Unfortunately, small animals, especially fish, are sensitive to chlorine and chloramine. Chlorine and chloramine can also react with compounds in the water, forming potentially hazardous new substances. This is why it is absolutely necessary to remove chlorine and chloramine from your tap water before setting up a fish tank. 

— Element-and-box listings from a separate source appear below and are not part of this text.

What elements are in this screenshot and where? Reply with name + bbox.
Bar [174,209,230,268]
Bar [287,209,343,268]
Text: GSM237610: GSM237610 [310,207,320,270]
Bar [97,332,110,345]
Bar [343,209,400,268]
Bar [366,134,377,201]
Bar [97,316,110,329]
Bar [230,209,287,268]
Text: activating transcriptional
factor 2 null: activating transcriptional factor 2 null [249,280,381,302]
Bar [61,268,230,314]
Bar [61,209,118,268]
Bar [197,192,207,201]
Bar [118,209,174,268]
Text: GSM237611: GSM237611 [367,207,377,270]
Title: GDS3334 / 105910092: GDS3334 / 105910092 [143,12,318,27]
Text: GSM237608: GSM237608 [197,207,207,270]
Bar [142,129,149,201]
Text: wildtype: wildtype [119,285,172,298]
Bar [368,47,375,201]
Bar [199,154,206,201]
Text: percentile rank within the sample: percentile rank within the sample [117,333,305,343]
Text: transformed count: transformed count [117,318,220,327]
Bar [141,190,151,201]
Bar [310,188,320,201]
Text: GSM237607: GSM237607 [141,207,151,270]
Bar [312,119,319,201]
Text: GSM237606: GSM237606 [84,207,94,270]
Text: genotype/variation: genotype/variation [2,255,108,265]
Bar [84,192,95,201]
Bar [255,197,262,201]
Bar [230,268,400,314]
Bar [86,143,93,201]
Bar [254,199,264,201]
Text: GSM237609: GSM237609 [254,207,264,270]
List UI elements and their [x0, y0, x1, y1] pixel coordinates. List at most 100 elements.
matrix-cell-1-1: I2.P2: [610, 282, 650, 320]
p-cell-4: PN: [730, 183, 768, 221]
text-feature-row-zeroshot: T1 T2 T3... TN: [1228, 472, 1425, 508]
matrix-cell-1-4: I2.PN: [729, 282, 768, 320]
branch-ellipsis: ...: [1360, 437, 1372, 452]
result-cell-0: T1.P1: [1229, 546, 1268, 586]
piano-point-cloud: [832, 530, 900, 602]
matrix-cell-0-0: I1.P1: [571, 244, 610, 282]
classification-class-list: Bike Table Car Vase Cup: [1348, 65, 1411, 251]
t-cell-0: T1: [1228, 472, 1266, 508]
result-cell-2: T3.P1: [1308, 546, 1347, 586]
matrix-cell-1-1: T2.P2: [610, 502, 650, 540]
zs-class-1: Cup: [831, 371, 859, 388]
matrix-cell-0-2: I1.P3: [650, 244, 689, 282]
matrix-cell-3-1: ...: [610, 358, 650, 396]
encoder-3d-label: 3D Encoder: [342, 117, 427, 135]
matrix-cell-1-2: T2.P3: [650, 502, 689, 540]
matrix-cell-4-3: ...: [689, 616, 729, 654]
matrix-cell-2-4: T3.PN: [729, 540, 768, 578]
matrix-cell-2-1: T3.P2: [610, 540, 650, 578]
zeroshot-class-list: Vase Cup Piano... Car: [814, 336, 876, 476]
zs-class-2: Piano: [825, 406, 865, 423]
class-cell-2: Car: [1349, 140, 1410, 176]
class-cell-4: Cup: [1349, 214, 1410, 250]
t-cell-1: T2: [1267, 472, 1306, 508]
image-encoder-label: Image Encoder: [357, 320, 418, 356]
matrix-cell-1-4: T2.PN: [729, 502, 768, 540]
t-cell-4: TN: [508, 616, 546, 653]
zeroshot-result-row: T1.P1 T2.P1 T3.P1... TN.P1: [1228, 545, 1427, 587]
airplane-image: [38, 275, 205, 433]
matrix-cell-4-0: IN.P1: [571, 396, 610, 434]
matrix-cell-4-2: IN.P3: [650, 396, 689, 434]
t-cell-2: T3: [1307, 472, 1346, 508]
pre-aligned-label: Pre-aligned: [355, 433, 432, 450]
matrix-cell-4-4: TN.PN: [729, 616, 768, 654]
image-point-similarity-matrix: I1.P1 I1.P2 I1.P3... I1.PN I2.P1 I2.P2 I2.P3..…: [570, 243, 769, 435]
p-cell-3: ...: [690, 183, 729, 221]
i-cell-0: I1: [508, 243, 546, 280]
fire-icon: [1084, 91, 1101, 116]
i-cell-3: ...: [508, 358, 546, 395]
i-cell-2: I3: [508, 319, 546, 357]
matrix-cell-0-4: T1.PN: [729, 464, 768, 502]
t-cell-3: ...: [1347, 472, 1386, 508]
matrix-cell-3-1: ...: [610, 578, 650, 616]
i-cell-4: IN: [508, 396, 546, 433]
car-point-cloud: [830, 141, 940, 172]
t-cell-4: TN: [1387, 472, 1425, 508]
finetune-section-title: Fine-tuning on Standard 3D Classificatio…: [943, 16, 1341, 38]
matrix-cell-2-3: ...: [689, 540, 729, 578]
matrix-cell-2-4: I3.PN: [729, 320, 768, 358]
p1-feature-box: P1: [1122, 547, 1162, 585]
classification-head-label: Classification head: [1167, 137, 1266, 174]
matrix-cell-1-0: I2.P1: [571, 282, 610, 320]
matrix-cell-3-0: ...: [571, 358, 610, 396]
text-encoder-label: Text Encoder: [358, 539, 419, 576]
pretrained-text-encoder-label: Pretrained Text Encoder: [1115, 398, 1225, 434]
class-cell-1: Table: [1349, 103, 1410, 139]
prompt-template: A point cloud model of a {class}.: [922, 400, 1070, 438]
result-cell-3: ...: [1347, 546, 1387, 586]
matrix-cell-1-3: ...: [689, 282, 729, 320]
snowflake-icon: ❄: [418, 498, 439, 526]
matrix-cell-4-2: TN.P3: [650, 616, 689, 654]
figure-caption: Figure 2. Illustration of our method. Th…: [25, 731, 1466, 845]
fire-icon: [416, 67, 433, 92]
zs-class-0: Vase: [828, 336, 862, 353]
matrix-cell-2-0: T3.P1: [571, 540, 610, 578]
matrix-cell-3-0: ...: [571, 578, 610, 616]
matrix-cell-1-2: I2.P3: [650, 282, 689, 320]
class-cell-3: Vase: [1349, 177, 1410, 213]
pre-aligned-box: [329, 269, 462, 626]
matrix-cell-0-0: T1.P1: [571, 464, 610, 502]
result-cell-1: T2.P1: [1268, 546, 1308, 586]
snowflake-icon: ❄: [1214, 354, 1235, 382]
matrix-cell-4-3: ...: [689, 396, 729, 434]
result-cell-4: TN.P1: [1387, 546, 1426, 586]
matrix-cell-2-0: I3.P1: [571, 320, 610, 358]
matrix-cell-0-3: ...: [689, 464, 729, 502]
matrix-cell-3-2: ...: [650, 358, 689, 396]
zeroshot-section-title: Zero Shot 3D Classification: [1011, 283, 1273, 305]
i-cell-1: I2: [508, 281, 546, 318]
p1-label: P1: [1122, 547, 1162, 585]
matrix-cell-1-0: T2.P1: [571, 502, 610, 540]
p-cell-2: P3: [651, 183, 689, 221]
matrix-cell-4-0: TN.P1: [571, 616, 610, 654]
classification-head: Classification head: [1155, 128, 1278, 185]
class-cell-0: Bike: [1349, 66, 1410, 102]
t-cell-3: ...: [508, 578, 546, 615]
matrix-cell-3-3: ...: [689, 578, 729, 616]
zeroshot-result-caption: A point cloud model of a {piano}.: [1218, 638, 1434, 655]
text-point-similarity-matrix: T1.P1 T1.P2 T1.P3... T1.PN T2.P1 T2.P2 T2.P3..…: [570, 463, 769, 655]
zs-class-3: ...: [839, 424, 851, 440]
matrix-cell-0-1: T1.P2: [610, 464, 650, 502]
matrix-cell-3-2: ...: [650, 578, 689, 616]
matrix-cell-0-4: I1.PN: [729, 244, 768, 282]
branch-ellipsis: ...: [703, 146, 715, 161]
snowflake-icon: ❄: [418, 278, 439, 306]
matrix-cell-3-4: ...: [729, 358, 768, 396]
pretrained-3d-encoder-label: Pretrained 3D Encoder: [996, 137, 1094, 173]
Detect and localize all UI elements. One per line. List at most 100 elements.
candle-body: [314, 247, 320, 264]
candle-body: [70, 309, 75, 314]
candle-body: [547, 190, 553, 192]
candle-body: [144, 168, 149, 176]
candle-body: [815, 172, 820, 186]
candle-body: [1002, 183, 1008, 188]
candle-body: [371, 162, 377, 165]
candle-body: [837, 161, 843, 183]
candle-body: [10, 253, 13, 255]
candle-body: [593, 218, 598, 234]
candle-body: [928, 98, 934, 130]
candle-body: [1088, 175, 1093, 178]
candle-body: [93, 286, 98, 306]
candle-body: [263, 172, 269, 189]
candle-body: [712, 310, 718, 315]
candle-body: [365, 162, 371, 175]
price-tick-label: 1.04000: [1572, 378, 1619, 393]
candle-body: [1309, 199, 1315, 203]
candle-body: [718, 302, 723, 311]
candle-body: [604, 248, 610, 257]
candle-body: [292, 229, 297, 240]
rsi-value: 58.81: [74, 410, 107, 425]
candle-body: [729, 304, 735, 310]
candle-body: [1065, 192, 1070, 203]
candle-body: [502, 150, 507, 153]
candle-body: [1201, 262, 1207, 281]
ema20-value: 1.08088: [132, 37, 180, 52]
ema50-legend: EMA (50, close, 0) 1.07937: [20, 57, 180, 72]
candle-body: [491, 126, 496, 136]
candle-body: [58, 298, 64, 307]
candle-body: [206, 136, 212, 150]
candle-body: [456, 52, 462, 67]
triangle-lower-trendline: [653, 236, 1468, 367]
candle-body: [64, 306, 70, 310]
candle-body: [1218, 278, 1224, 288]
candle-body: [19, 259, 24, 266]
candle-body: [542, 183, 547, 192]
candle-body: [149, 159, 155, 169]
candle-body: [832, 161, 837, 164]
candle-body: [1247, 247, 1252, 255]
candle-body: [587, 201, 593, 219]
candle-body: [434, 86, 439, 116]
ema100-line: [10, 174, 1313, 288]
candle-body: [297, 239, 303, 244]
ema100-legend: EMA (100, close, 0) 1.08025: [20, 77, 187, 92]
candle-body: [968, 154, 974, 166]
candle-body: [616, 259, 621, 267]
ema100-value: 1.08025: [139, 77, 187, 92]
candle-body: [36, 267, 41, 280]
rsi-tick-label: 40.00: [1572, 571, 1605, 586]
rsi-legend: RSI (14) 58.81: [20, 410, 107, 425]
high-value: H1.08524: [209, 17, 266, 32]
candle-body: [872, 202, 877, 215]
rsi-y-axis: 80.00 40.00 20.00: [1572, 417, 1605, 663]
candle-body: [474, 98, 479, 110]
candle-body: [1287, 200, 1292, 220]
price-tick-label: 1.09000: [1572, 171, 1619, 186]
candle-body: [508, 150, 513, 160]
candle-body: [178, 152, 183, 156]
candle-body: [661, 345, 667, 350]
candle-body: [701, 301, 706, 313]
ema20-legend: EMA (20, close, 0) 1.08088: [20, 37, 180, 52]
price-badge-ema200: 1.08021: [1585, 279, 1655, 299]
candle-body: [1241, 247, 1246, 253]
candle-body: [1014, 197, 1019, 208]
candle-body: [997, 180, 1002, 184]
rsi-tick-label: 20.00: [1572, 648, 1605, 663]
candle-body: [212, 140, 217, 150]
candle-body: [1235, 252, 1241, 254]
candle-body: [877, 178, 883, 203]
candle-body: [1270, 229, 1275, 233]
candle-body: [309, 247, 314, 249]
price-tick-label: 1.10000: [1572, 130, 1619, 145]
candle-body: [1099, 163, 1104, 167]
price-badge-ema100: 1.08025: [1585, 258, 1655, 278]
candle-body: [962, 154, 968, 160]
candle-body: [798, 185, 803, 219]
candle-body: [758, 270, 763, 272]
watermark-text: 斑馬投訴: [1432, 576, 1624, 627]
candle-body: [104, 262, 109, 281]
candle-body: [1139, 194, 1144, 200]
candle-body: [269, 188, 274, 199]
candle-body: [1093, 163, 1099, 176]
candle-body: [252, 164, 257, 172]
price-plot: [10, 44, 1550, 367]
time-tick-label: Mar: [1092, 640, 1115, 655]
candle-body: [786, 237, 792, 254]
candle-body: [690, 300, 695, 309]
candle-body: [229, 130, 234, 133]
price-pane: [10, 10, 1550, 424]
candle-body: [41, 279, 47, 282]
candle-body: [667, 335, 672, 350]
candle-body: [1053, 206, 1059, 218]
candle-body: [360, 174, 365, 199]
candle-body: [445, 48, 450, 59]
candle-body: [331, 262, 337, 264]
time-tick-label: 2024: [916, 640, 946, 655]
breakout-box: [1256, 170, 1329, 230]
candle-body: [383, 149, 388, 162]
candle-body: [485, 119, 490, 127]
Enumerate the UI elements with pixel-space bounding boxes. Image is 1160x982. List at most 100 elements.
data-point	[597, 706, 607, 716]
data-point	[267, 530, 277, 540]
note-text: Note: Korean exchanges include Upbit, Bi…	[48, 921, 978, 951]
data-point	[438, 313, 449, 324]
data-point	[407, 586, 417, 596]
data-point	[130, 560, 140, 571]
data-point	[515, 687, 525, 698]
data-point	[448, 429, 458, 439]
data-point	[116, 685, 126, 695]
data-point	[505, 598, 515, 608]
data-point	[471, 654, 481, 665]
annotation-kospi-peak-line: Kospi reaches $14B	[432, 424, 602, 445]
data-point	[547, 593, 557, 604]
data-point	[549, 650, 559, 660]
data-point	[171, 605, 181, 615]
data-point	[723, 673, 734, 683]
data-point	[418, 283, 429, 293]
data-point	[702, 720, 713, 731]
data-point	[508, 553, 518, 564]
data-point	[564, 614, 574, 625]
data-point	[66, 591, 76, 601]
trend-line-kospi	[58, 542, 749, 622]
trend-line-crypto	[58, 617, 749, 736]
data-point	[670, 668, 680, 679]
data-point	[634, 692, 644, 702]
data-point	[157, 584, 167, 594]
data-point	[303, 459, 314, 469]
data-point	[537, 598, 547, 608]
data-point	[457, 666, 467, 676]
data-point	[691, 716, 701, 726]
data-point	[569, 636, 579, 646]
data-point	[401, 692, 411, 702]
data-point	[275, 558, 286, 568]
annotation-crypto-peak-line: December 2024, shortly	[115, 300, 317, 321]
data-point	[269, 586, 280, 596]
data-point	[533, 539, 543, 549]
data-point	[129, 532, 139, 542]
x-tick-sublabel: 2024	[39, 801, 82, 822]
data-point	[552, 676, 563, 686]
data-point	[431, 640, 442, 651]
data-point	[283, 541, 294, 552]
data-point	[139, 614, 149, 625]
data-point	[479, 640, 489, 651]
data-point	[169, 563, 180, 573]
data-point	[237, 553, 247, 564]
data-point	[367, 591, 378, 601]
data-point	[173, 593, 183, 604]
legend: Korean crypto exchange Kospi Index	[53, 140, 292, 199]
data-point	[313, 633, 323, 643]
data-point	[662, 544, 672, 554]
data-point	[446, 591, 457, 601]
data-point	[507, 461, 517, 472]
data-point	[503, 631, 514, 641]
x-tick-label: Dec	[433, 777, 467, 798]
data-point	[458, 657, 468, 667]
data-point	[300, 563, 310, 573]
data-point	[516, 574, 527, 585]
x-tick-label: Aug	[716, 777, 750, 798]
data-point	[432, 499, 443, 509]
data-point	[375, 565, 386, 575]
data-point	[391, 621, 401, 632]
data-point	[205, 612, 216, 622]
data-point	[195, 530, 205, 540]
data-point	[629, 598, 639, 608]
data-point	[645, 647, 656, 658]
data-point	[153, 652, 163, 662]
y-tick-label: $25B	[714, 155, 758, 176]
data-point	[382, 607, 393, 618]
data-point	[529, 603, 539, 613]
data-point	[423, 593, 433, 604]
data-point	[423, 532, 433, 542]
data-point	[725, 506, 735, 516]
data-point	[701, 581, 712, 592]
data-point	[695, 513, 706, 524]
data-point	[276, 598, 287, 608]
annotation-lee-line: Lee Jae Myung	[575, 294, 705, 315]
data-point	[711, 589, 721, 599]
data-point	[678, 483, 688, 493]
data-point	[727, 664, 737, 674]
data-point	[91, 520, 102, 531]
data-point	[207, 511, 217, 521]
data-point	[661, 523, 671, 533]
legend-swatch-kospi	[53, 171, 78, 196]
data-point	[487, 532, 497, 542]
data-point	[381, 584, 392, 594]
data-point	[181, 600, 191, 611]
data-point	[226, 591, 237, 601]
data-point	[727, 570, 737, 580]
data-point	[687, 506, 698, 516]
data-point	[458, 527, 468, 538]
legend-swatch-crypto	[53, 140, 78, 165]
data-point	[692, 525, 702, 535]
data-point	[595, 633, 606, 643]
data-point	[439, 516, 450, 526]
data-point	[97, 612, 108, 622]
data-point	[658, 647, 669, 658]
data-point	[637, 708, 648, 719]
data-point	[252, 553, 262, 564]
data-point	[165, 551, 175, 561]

Problem: What's the best way to remove chlorine and chloramine in water?  

Materials

  • Chlorine and chloramine test strips (combo strips that test for both and a couple other substances are available at pet stores)
  • Tap water
  • Swimming pool water
  • Distilled water (available at grocery stores)
  • Clean non-metal containers for holding water samples
  • Stove
  • 3 very clean pots
  • Chemical dechlorinator (also available at pet stores, often called “water conditioner”)
  • Carbon over-the-tap or carafe-type water filter

Procedure

  1. Follow the instructions for your chlorine/chloramine test strips to record the amount of chlorine/chloramine in each of your water samples.  Make sure all your samples are the same temperature.  Make a data table like this one:

Sample

 Initial Amount of Chlorine

Initial Amount of Chloramine 

Tap water

 

 

Distilled water

 

 

Pool water

 

 

 

  1. Now that you have some idea of how much disinfectant are in different sources of water, you can try different ways of removing the disinfectants from the tap water.
  2. Pour a sample of tap water into an open container and let it sit for 24 hours.
  3. Test the water for disinfectants, record in a second data table.

Tap Water Treatment

Final Chlorine Amount

Final Chloramine Amount

Sitting

 

 

Boiling

 

 

Chemical Removal

 

 

Carbon filter

 

 

 

  1. Boil a pot of tap water for fifteen minutes. Let cool.
  2. Test the boiled water for disinfectants, record data.
  3. Treat a third sample of tap water with the chemical dechlorinator.
  4. Test treated water sample for chlorine and chloramine, record data.
  5. Use the carbon filter to treat a fourth sample of tap water.
  6. Test the carbon treated sample for chlorine and chloramine, record data.